Dathan nodded, satisfied that he’d swayed Maeve to his way of thinking. “Shall we meet just before dawn, then, at the circle of stones?”
“1 will be there,” Maeve said, and in the next instant she realized that t
he warlock was no longer beside her. In fact, he was nowhere in sight.
She shrugged and set out to feed a second time. In the hours to come, she would need all the strength she could muster.
Dathan idled the rest of the night away in a backstreet tavern, nursing a mug of bitter ale, and watched in detachment as a variety of monsters came and went.
Oh, yes, there were vampires among the revelers, mostly new ones, heedless of the dangers of prowling places they did not know, and one or two warlocks came in as well. Still, it was among the human beings that Dathan found the greatest number of fiends.
He marveled to himself that mortals frightened their children, and each other, with tales of witches and warlocks, vampires and werewolves, while some of the vilest things in all of Creation lived next door to them, or up the street, or just down the road in the next village. And those beasts were not supernatural at all, but other humans, with beating hearts, brains throbbing with mysterious electrical impulses, and, supposedly, souls.
He sighed, lifted the copper mug to his mouth, and drained its contents in one final swallow. Then, suddenly sensing something different in his surroundings, he rose from his bench at one of the trestle tables, tossed a coin down to pay for his refreshment, and went outside into the summer night.
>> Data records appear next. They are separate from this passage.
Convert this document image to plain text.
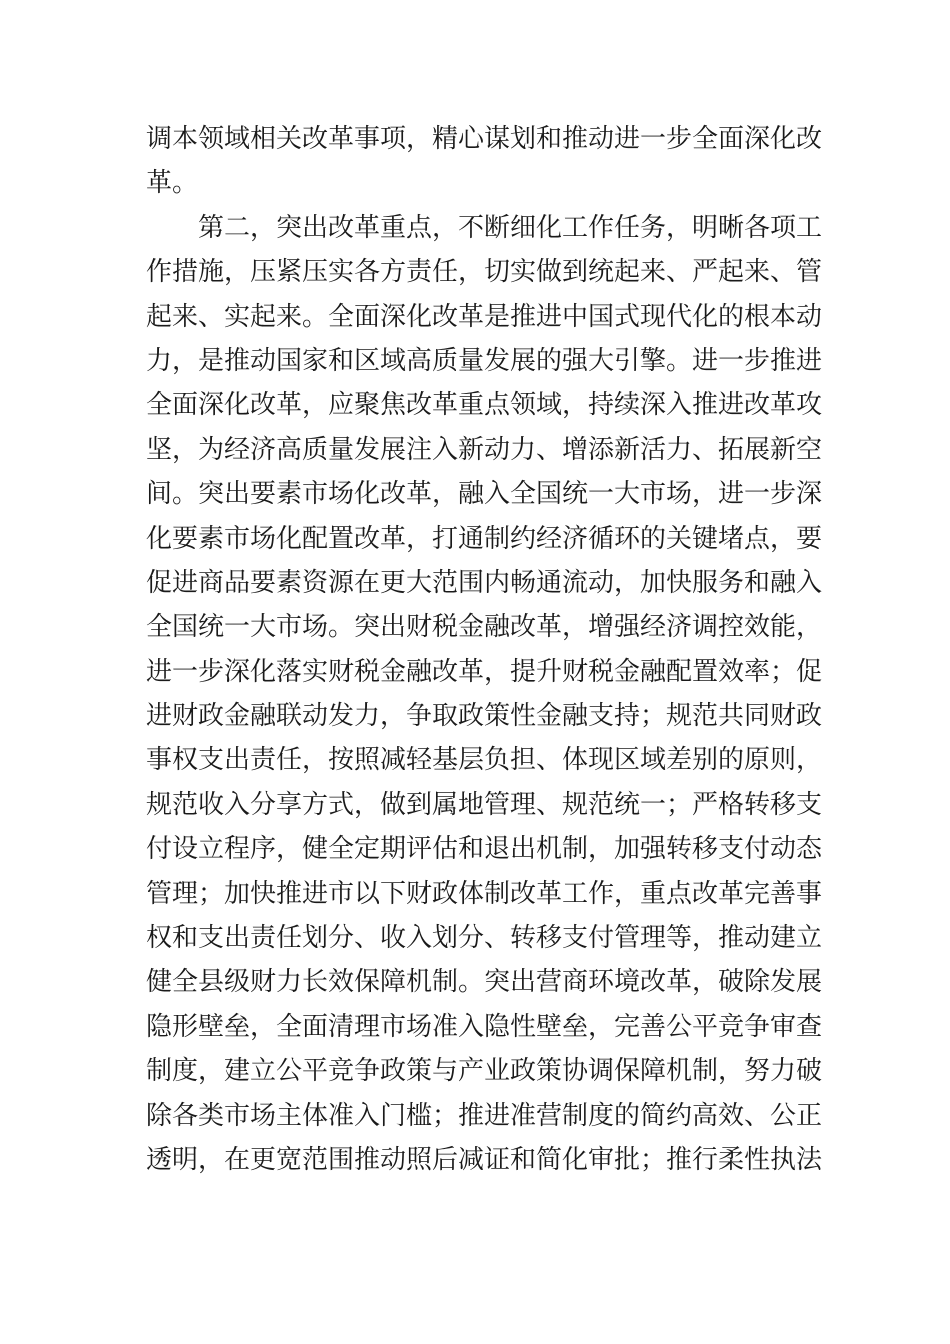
调本领域相关改革事项，精心谋划和推动进一步全面深化改
革。
第二，突出改革重点，不断细化工作任务，明晰各项工
作措施，压紧压实各方责任，切实做到统起来、严起来、管
起来、实起来。全面深化改革是推进中国式现代化的根本动
力，是推动国家和区域高质量发展的强大引擎。进一步推进
全面深化改革，应聚焦改革重点领域，持续深入推进改革攻
坚，为经济高质量发展注入新动力、增添新活力、拓展新空
间。突出要素市场化改革，融入全国统一大市场，进一步深
化要素市场化配置改革，打通制约经济循环的关键堵点，要
促进商品要素资源在更大范围内畅通流动，加快服务和融入
全国统一大市场。突出财税金融改革，增强经济调控效能，
进一步深化落实财税金融改革，提升财税金融配置效率；促
进财政金融联动发力，争取政策性金融支持；规范共同财政
事权支出责任，按照减轻基层负担、体现区域差别的原则，
规范收入分享方式，做到属地管理、规范统一；严格转移支
付设立程序，健全定期评估和退出机制，加强转移支付动态
管理；加快推进市以下财政体制改革工作，重点改革完善事
权和支出责任划分、收入划分、转移支付管理等，推动建立
健全县级财力长效保障机制。突出营商环境改革，破除发展
隐形壁垒，全面清理市场准入隐性壁垒，完善公平竞争审查
制度，建立公平竞争政策与产业政策协调保障机制，努力破
除各类市场主体准入门槛；推进准营制度的简约高效、公正
透明，在更宽范围推动照后减证和简化审批；推行柔性执法
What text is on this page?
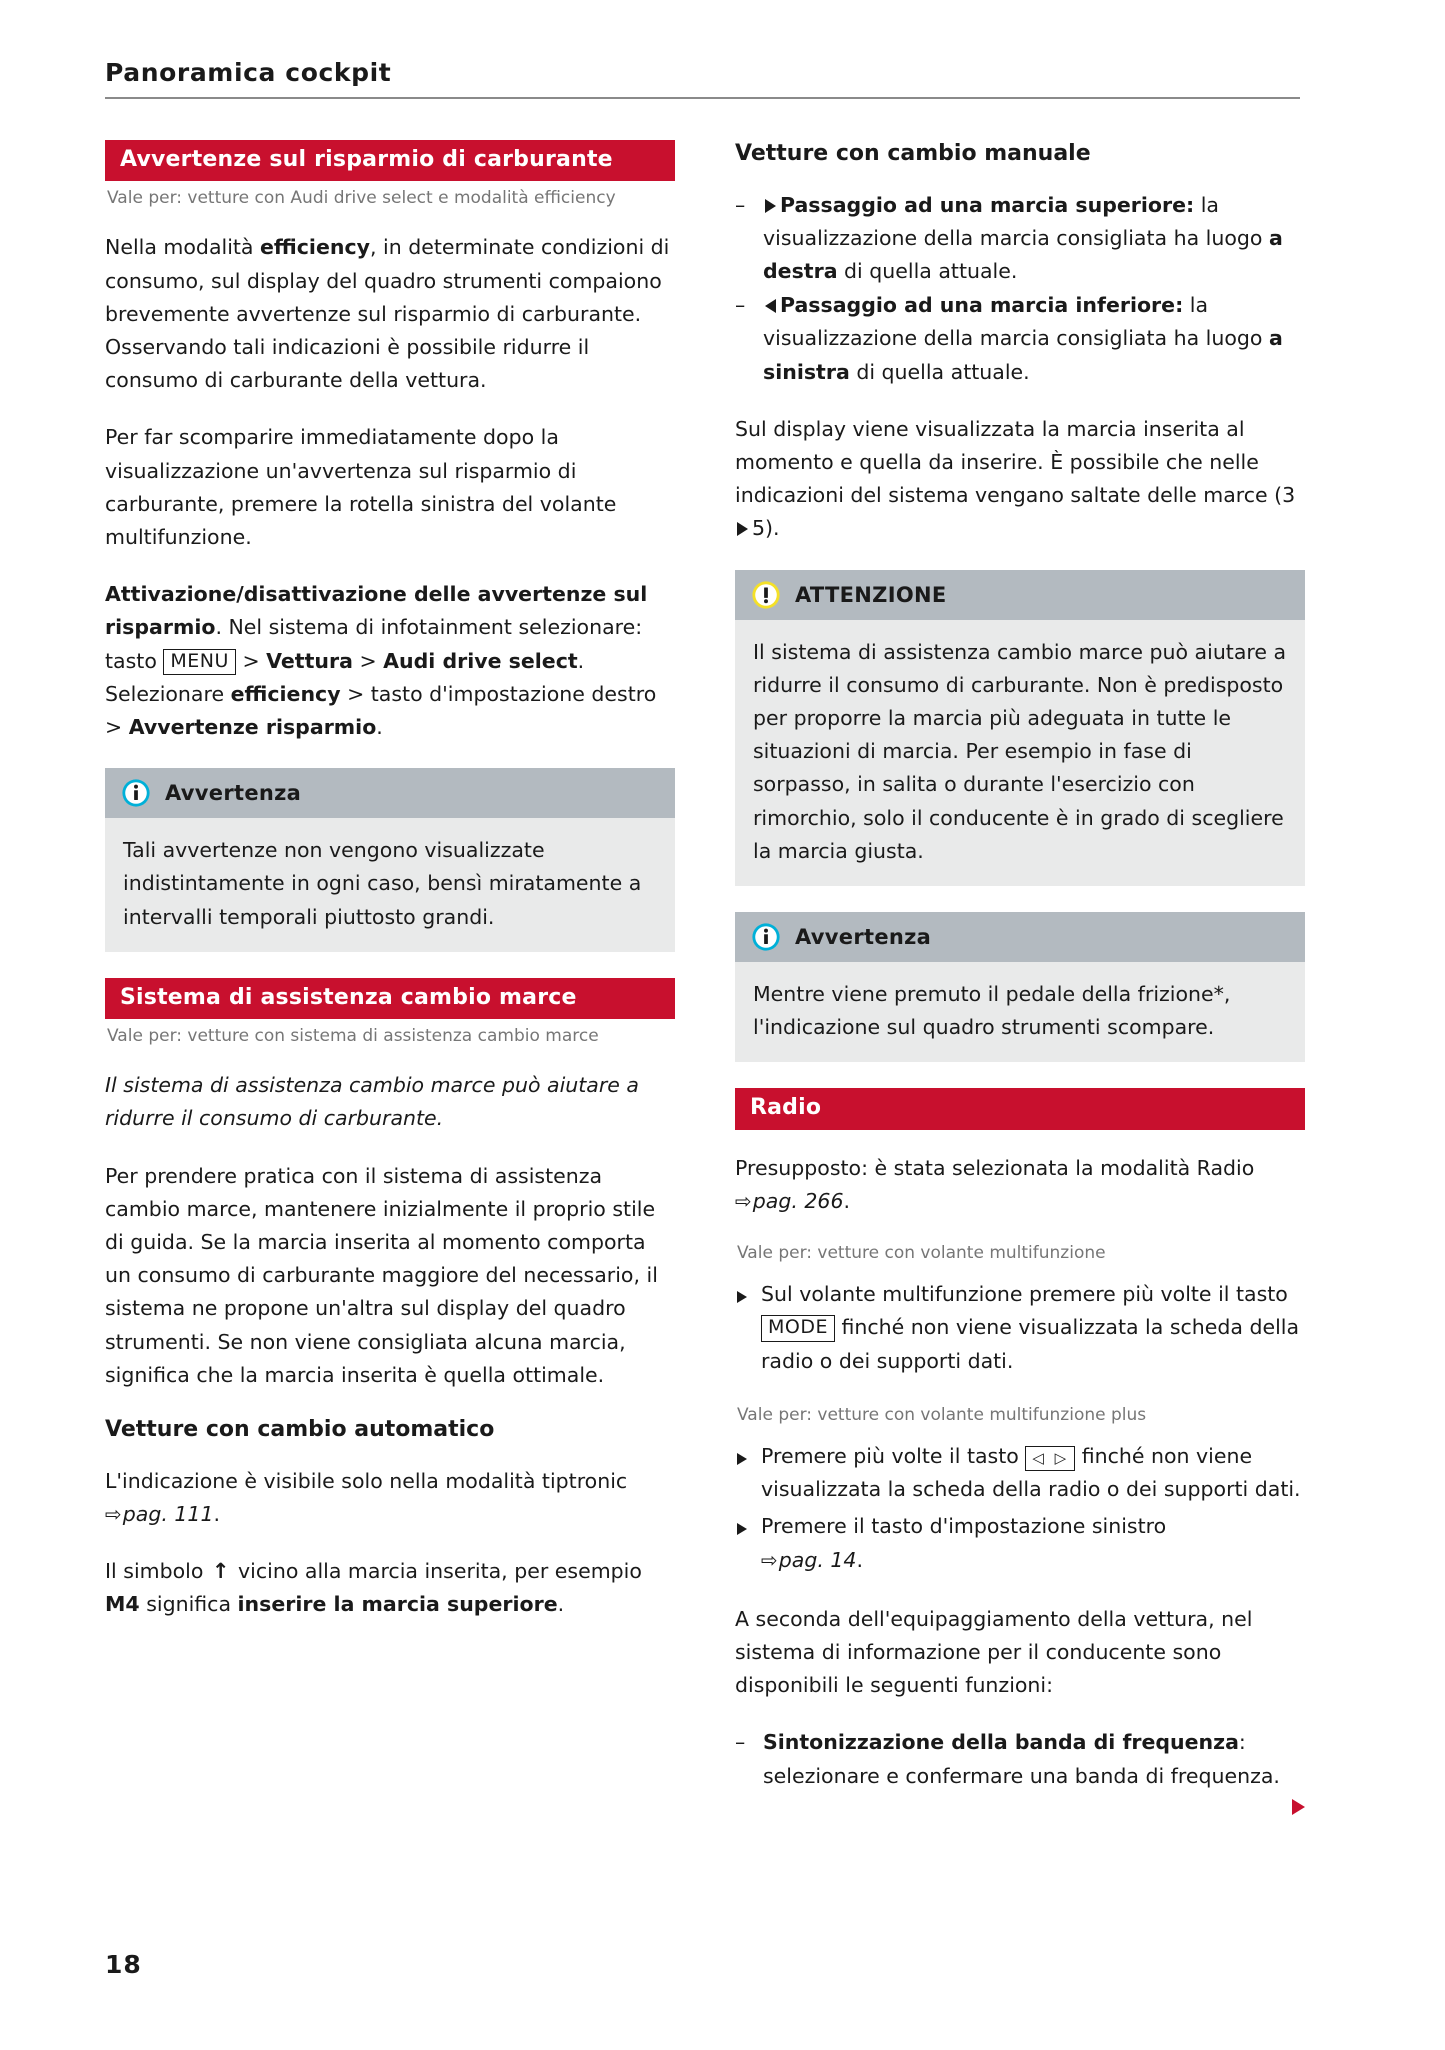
Panoramica cockpit
Avvertenze sul risparmio di carburante
Vale per: vetture con Audi drive select e modalità efficiency

Nella modalità efficiency, in determinate condizioni di consumo, sul display del quadro strumenti compaiono brevemente avvertenze sul risparmio di carburante. Osservando tali indicazioni è possibile ridurre il consumo di carburante della vettura.

Per far scomparire immediatamente dopo la visualizzazione un'avvertenza sul risparmio di carburante, premere la rotella sinistra del volante multifunzione.

Attivazione/disattivazione delle avvertenze sul risparmio. Nel sistema di infotainment selezionare: tasto MENU > Vettura > Audi drive select. Selezionare efficiency > tasto d'impostazione destro > Avvertenze risparmio.

Avvertenza

Tali avvertenze non vengono visualizzate indistintamente in ogni caso, bensì miratamente a intervalli temporali piuttosto grandi.

Sistema di assistenza cambio marce
Vale per: vetture con sistema di assistenza cambio marce

Il sistema di assistenza cambio marce può aiutare a ridurre il consumo di carburante.

Per prendere pratica con il sistema di assistenza cambio marce, mantenere inizialmente il proprio stile di guida. Se la marcia inserita al momento comporta un consumo di carburante maggiore del necessario, il sistema ne propone un'altra sul display del quadro strumenti. Se non viene consigliata alcuna marcia, significa che la marcia inserita è quella ottimale.

Vetture con cambio automatico

L'indicazione è visibile solo nella modalità tiptronic ⇨pag. 111.

Il simbolo ↑ vicino alla marcia inserita, per esempio M4 significa inserire la marcia superiore.

Vetture con cambio manuale
– Passaggio ad una marcia superiore: la visualizzazione della marcia consigliata ha luogo a destra di quella attuale.
– Passaggio ad una marcia inferiore: la visualizzazione della marcia consigliata ha luogo a sinistra di quella attuale.

Sul display viene visualizzata la marcia inserita al momento e quella da inserire. È possibile che nelle indicazioni del sistema vengano saltate delle marce (35).

ATTENZIONE

Il sistema di assistenza cambio marce può aiutare a ridurre il consumo di carburante. Non è predisposto per proporre la marcia più adeguata in tutte le situazioni di marcia. Per esempio in fase di sorpasso, in salita o durante l'esercizio con rimorchio, solo il conducente è in grado di scegliere la marcia giusta.

Avvertenza

Mentre viene premuto il pedale della frizione*, l'indicazione sul quadro strumenti scompare.

Radio

Presupposto: è stata selezionata la modalità Radio ⇨pag. 266.

Vale per: vetture con volante multifunzione
Sul volante multifunzione premere più volte il tasto MODE finché non viene visualizzata la scheda della radio o dei supporti dati.
Vale per: vetture con volante multifunzione plus
Premere più volte il tasto ◁ ▷ finché non viene visualizzata la scheda della radio o dei supporti dati.
Premere il tasto d'impostazione sinistro
⇨pag. 14.

A seconda dell'equipaggiamento della vettura, nel sistema di informazione per il conducente sono disponibili le seguenti funzioni:

– Sintonizzazione della banda di frequenza: selezionare e confermare una banda di frequenza.
18
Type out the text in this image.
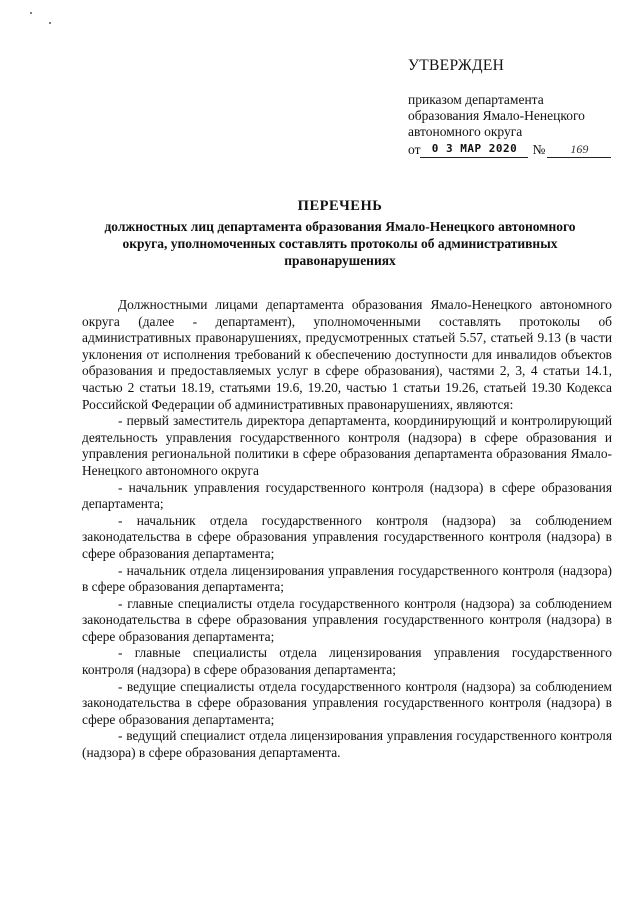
УТВЕРЖДЕН
приказом департамента
образования Ямало-Ненецкого
автономного округа
от	0 3 МАР 2020	№	169
ПЕРЕЧЕНЬ
должностных лиц департамента образования Ямало-Ненецкого автономного округа, уполномоченных составлять протоколы об административных правонарушениях

Должностными лицами департамента образования Ямало-Ненецкого автономного округа (далее - департамент), уполномоченными составлять протоколы об административных правонарушениях, предусмотренных статьей 5.57, статьей 9.13 (в части уклонения от исполнения требований к обеспечению доступности для инвалидов объектов образования и предоставляемых услуг в сфере образования), частями 2, 3, 4 статьи 14.1, частью 2 статьи 18.19, статьями 19.6, 19.20, частью 1 статьи 19.26, статьей 19.30 Кодекса Российской Федерации об административных правонарушениях, являются:

- первый заместитель директора департамента, координирующий и контролирующий деятельность управления государственного контроля (надзора) в сфере образования и управления региональной политики в сфере образования департамента образования Ямало-Ненецкого автономного округа

- начальник управления государственного контроля (надзора) в сфере образования департамента;

- начальник отдела государственного контроля (надзора) за соблюдением законодательства в сфере образования управления государственного контроля (надзора) в сфере образования департамента;

- начальник отдела лицензирования управления государственного контроля (надзора) в сфере образования департамента;

- главные специалисты отдела государственного контроля (надзора) за соблюдением законодательства в сфере образования управления государственного контроля (надзора) в сфере образования департамента;

- главные специалисты отдела лицензирования управления государственного контроля (надзора) в сфере образования департамента;

- ведущие специалисты отдела государственного контроля (надзора) за соблюдением законодательства в сфере образования управления государственного контроля (надзора) в сфере образования департамента;

- ведущий специалист отдела лицензирования управления государственного контроля (надзора) в сфере образования департамента.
In the street, which was muddy and fouled with spittle and manure, Dathan stopped, sensing rather than hearing the strange, rhythmic chatter of several beings. He smiled, raising the hood of his cape so that his face was hidden in shadow, as well as his hair.
He was being stalked.
Dathan meandered into the nearest alley, drawn there by the vibration in his senses. They awaited him in that dark place, six drooling fiends, newly dead and starved for blood. Any blood.
Lisette’s friends were too stupid and too greedy to know of the ancient enmity between their own kind and the warlock.